Napolyon kış mevsiminde Rusya’ya girmeye çalışmış ve malum sonuçla karşılaşmıştır. Rusya seferinde hezimete uğrayan Napolyon ordusunun büyük bir kısmını kaybetmiştir. Rusya seferinin başarısızlığının yanında artan vergiler de halkı hükumete karşı kışkırtmış ve Napolyon’a karşı hükümet darbesi girişimleri oluşmaya başlamıştır. Her ne kadar bu darbe girişimleri bastırılmış olsa da, Rusya Seferi hezimeti ve iç karışıklıklar koalisyon kuvvetlerini oldukça cesaretlendirmiştir. Ekim 1813’de Leipzig Muharebesi yaşanmış ve Napolyon burada koalisyon güçleri tarafından yenilgiye uğratılmıştır. Bu muharebe iktidarın sonunu getirmeye başlamıştır. 1814 yılında düşman Paris kapılarına dayanmış ve Napolyon Elba adasına sürgüne gönderilmiştir.

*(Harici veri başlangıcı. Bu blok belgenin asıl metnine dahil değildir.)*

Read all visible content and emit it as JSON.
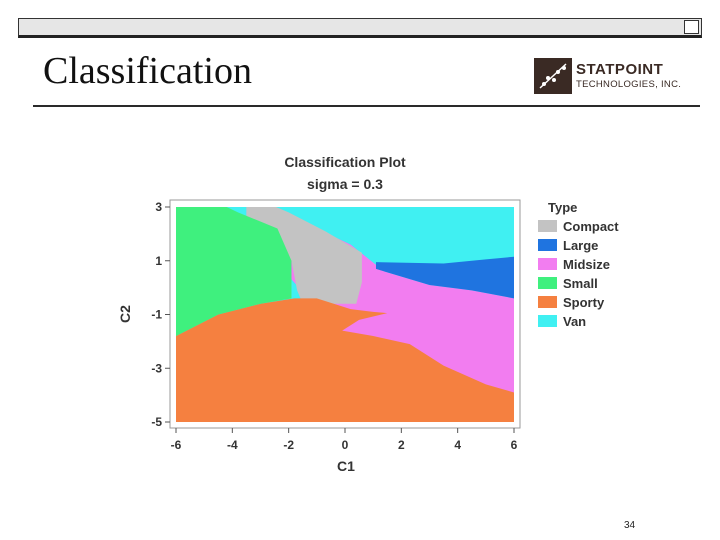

Elba Adası'ndan kaçıp ülkeye dönen Napolyon, halkın desteğiyle birlikte tekrar güç kazanmış ve ikinci kez tahta çıkmıştır. Bu dönemde savaş Napolyon’un istemediği bir şeydir. Mali durumun elverişli olamayışı ordunun da henüz hazır olmaması Napolyon'un Prusya’ya ve İngiltere’ye barış teklif sunmasına neden olmuştur. Fakat bu ülkeler teklifi kabul etmemişlerdir. Napolyon’un barış sırasında güçlenip tekrar işgallere başlayacağından çekinmişler ve güçsüz Napolyon’u bitirmek istemişlerdir. Bu düşüncenin ardından İngiltere, Prusya ve İsveç hemen birleşmişlerdir. Orduların başında Wellington dükü Arthur Wellesley, Prusyalı general Von Blucher ve İsveçten Napolyonun kişisel düşmanı Bernadette vardır. Napolyon hücumda ne kadar usta bir generalse, Wellington dükü Arthur Wellesley de savunmada o kadar ustaydı. Koalisyon güçlerinin komutası kendisine verilmişti.
Napolyon'un savaştan bir gün önce kaldığı yerin ismini savaş ismi yapma alışkanlığı vardır. Bu nedenle de savaştan bir gün önce Waterloo’da kaldığı için savaşın ismini Waterloo Savaşı koymuştur. Aslında savaş Waterloo’ya 2 km uzaklıkla bir kasabada gerçekleşmiştir. Savaşta karşısına ilk İngilizler çıkmıştır. Napolyon Prusya orduları gelmeden İngilizleri yenilgiye uğratmak için saldırmış fakat saldırısı bir türlü başarılı olamamıştır. İngilizler çok iyi savunma yapmışlardır. Prusya ordusunun da gelmesiyle birlikte hücum emri veren İngilizler, Fransız ordusunu oldukça korkutmuş ve geri çekilmelerini sağlamıştır. Napolyon kaçarken top hücumunu denemiş fakat bunda da başarılı olamamıştır. Fransız ordusu çoğunlukla kendi askerlerini vurmuştur. Askerler kaçarken Napolyon’a “Nereye gideceğiz?” diye sorduklarında Napolyon: “Paris’e. Gerisini Tanrı bilir” diye cevap vermiştir. Müttefikler savaşı kazanmıştır. Napolyon Paris’e döndüğünde yakalanmış ve St. Helena Adası'na sürgüne gönderilmiştir. 5 Mayıs 1821’de sürgündeyken hayatını kaybetmiştir.